Ratings30
Average rating3.6
So first of all – Lightlark was written in the morning, before Aster had her breakfast. She had a word goal and then she could eat (which must've been eggs every morning because why was the sun being referred to as a yolky thing etc). Nightbane was written late at night. Aster must've had to hit her word goal to be able to go to sleep – because it was boring and I wanted to SLEEP after every chapter. I want to speak to Aster's editor because what does Aster HAVE over you or WHAT is written in that contract. Why are there so many ellipses? Sometimes it was THREE IN ONE PARAGRAPH.
A lot of the chapters just ended and I don't like it – like there was meant to be more or Aster just wanted to get to the next chapter.

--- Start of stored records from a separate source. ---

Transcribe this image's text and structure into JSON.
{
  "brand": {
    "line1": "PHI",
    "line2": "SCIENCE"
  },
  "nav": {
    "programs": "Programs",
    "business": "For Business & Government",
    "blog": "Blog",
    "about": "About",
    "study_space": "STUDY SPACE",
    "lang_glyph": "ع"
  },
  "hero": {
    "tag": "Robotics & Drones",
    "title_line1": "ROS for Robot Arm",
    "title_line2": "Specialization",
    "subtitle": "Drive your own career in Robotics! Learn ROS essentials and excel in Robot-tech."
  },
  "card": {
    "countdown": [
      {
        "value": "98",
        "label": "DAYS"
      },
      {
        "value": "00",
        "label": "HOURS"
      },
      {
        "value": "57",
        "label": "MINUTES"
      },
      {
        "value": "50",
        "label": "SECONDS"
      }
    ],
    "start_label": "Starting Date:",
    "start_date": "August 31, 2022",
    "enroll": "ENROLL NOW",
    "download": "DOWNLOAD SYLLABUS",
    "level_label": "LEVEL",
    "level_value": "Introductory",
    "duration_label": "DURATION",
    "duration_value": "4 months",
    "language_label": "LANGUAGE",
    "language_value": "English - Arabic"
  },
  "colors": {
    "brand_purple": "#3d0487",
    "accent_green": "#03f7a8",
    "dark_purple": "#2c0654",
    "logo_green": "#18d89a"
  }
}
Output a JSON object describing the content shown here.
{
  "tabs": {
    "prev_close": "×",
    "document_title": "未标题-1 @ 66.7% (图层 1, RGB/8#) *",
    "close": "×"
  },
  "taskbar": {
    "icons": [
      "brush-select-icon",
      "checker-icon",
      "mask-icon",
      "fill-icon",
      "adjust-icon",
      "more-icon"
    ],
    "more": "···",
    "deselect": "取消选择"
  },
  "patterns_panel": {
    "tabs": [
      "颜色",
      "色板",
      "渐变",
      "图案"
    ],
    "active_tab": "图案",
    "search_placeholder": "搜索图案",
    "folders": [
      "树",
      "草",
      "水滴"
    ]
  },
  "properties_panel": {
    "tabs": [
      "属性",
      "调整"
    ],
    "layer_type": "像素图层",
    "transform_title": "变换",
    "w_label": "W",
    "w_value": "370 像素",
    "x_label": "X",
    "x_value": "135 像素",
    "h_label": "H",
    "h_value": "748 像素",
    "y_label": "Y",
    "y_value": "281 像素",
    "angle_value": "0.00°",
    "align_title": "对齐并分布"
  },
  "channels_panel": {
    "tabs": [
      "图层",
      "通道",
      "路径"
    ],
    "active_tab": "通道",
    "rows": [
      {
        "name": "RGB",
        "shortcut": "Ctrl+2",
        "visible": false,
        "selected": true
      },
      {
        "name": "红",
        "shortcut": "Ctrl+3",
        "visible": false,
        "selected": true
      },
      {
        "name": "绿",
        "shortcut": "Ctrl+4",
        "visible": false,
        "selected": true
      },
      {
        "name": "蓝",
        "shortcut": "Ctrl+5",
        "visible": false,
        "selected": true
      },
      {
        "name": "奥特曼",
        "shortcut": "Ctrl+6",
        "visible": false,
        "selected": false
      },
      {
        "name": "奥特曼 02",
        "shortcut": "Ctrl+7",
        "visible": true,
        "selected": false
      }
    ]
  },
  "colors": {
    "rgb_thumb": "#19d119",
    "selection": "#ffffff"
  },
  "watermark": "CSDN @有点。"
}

It just makes me feel as if the author isn't doing their due diligence in ensuring the chapters flow from one to the next. The ease of chapter flowing is something I've only recently picked up on and I'm not a fan. Some choice words/phrases were used and I wonder why. His eyes had been hollow as honeycomb. Someone was built like a tombstone and then referred to like being carved out of a mountain – which I'm used to seeing. It's just... tombstone. Okay, I could argue Aster had been watching Twilight but Edward was never likened to a tombstone. My favourite sentence – “her own shoulders were small, tiny slopes. His were wide cliffs.”
Isla goes back to Wilding Isle (because remember, she's actually the ruler). The text mentions that Wildlings have animal companions, her tutors had them, she's always wanted one. That was entirely new to me because she had never mentioned this before but apparently it was mentioned in Lightlark? One time I think. You'd think if she really really wanted a companion that it would have been mentioned more, no? Adding on to this new information – other information of the other isles are given. And while a lot of sequels do this (of course, it's totally natural to add on to the world-building); the way Aster did it made it sound like this info was given on like page 267 of Lightlark and we just weren't paying attention. You can't put brand new information in the second book and act like the readers should've known this in the first book.
Maybe I'm cynical, maybe you'll say I'm a romance hater (which I'm not) but EVEN TWILIGHT has literally a better love story/love triangle than this. And that's saying something as it's Twilight. All three of the characters of the love triangle are absolutely horrible and Isla shouldn't end up with either of them. She should just stay single, on a deserted island, so nobody (me) has to look at her. They're all so boring – I don't care for any of them. Either romance is extremely unbelievable, their personalities are so bland. I don't understand the allure of this love triangle in the slightest. Also please read this line about Oro and Isla: The love between them was like a bridge. It went in both directions. I read a bunch of romance and I've been reading forever – I know about chemistry between characters – whether platonic or romantic. I can tell what works and what doesn't work. It's not only the romance that doesn't work in here. Literally nothing at all worked for like even a second in here.
Grim is not a person, he's not a ruler, he's not even a fictional character. He's just 3 badly written tropes in a (black) trench coat. You cannot write characters made up of tropes. They won't work like that. They fall flat, they feel boring, and they don't work. Not as interesting characters and not as believable love interests. You want me to root for them, you want me to care for them? I can't care for characters that aren't even fully fleshed-out characters. Oro... I don't even know what to say about him because he was so incredibly bland and boring in here. Aster stuffs so many tropes into Grim that poor Oro only receives scraps and then has to figure out how to create a personality from that.
If I thought the world-building didn't make sense the previous book, then basically all the work that had possibly been done had unravelled for this book. It was a mix of just loose world-building and plotlines flying around. A war was going to happen but the reason for it happening was never addressed? Oh no, wait, it was only addressed at like 98% and that still didn't make a lick of sense. There's a lot (like every other chapter and I groaned when I saw it) of flashbacks and I guess that and the “incoming war” were supposed to be the plotlines? Except they weren't because they were both written so dully. The first book (and I can't believe i”m saying this) actually had a plot (well multiple and Aster didn't do a good job of juggling them) so it'll be interesting to see what the third book will be like.